Parallelization
United Protocol uses United Protocol SDK as the base for the application logic. As part of this logic, when validators receive a block and start processing it to update the state of the network, they will initially run BeginBlock logic, followed by DeliverTx logic, followed by EndBlock logic. Each of these are completely configurable, and United Protocoln has configured DeliverTx and EndBlock to parallelize transaction processing, as shown in figure 3.
United Protocol first processes all transactions in a block during the DeliverTx phase. This results in state changes for most types of transactions (sending tokens, governance proposals, smart contract invocations, etc.).

However, order matching engine related transactions only go through basic processing during the DeliverTx phase, and have most of their state changes get applied during the EndBlock logic. This is done to support frequent batch auctions, where orders are aggregated and a uniform clearing price is calculated at which to execute orders.
United Protocol has added in parallelization to both DeliverTx and EndBlock to get optimal performance.
DeliverTx Transaction Parallelization
Rather than processing transactions sequentially during DeliverTx, United Protocol processes transactions in parallel (see figure 4). This allows multiple transactions to be processed simultaneously, which leads to improved performance. Data for United Protocol is persisted in a key-value store. To prevent race conditions and nondeterminism, United Protocol needs to ensure that multiple parallel processes are not updating the same key.
This is achieved by maintaining a mapping of transaction message types to the keys they need to access (dependency mappings). Messages that are updating different keys can be run in parallel, but messages updating the same key will need to be run sequentially and in a deterministic order (the ordering is determined by the ordering of transactions in the block).
Prior to executing transactions for a block, any dependencies between transactions are identified by constructing a directed acyclic graph (DAG) of dependencies between the different resources that each message in each transaction needs to use.
An example of a basic dependency mapping is for messages related to an example X module. All messages to this module update the same key ABC, so all of these messages will need to be run sequentially in the same branch of the access DAG.

In many cases the contents of the message are needed to give further parallelism. For example, transfers of tokens from account A to B and account C to D can be run in parallel since they update different keys. However, only defining the mapping based on the message type (and ignoring message contents) will result in these two transfers running sequentially.

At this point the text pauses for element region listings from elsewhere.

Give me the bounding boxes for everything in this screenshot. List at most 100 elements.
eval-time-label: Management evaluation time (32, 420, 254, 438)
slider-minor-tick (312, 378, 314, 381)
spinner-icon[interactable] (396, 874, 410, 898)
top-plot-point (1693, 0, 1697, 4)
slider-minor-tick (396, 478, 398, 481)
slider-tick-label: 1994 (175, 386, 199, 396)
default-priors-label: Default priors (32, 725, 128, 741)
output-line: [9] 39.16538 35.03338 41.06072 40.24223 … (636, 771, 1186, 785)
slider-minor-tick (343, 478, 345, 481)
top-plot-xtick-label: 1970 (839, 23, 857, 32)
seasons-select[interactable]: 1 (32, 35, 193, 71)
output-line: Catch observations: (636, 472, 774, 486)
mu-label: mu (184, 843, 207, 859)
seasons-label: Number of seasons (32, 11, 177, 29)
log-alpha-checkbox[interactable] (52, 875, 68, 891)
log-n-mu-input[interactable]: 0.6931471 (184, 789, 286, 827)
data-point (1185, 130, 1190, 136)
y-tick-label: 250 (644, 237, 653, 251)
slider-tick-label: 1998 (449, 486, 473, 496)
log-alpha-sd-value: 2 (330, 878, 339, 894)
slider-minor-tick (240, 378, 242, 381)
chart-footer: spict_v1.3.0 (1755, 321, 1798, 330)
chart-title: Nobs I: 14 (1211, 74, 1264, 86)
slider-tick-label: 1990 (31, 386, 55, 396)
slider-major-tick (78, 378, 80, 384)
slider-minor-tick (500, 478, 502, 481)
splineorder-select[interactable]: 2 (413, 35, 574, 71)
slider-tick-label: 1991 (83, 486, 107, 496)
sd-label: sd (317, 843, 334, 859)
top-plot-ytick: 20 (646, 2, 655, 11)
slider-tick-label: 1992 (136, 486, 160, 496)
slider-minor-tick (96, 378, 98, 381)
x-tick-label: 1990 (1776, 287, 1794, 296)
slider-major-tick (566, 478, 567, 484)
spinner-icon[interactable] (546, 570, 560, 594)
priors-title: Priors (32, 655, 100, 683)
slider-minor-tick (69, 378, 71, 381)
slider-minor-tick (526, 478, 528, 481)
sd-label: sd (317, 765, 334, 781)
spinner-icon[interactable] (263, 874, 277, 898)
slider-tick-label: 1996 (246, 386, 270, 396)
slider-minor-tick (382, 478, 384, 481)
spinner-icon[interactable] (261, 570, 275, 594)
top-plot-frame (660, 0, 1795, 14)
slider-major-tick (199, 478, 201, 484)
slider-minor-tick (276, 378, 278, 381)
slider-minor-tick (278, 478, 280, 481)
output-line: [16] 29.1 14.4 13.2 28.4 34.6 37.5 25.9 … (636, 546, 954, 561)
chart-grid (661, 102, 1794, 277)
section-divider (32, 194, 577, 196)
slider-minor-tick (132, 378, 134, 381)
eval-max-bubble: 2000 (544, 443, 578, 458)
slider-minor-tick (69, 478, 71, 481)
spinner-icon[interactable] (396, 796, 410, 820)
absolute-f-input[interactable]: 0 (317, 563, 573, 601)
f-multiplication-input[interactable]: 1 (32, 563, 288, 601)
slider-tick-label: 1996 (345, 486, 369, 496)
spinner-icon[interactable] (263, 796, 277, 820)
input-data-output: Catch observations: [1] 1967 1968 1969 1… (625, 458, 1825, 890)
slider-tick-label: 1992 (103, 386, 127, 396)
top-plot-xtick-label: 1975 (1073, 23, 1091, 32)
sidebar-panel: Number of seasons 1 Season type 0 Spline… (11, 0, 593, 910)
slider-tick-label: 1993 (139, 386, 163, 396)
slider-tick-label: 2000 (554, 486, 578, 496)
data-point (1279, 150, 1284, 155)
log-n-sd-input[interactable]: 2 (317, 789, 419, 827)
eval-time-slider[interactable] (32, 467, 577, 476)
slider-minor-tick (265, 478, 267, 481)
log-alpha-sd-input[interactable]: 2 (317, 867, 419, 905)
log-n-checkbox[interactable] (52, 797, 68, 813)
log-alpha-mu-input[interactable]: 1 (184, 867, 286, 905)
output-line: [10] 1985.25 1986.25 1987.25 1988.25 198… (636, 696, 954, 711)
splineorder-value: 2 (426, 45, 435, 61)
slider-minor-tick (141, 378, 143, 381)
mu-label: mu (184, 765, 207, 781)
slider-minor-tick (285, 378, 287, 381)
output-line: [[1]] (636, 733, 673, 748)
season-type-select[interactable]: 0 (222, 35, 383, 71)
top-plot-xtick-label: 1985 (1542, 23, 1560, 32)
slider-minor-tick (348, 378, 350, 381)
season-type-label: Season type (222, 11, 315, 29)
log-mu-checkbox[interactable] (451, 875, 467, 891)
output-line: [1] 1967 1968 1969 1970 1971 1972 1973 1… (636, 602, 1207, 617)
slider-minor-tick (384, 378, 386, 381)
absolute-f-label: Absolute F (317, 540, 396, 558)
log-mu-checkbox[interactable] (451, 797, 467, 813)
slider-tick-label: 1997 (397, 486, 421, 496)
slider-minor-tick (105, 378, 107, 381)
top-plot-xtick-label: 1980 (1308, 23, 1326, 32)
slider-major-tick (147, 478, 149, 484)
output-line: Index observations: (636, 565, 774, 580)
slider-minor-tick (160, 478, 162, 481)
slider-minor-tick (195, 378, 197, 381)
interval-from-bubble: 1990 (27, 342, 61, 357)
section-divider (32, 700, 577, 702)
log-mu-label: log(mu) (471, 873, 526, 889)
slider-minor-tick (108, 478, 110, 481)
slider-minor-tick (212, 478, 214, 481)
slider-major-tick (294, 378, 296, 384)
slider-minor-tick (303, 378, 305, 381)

To give flexibility around this type of parallelism, dependency mappings can be defined as templates, which will get filled with more granular resources at runtime. In this token transfer example, the sender and receiver accounts will be passed into the template to yield more granular parallelism.
For message types that are defined by the chain (staking, oracle updates, bank sends, etc.), mappings are set at blockchain genesis, and can be updated via a governance proposal. There is one edge case for the message type related to gas fee collections, which affects every transaction. This is handled by writing data to an in-memory data store that is flushed at the end of the DeliverTx logic.
For message types that are set by developers building on United Protocol, smart contracts will need to define their own resource dependencies. These will be set at contract initialization and can be updated by the smart contract admin through update transactions. If the dependencies are properly written, then smart contracts will benefit from parallelism and pay cheaper gas fees. If no dependencies are defined, then smart contracts will run sequentially and block other transactions from running. Since they are blocking the rest of the network, transactions to those smart contracts will need to pay greater gas fees. If the dependencies for a specific smart contract are incorrectly defined, then messages for that particular smart contract will fail and greater gas fees will be charged, but the network overall will be unaffected and other messages will succeed.
Market Based Parallelization
At the end of the block, all matching engine related orders will be processed by the native matching engine. Rather than processing orders sequentially, United Protocol will process independent matching engine related orders in parallel at the end of the block. Two orders are independent if they do not affect the same market in the same block. By default, the chain will assume all orders touching different markets are independent, unless developers explicitly define dependencies between different markets. These dependencies will be defined when a smart contract is deployed. If these dependencies are defined incorrectly, then transactions to the dependent smart contract will fail.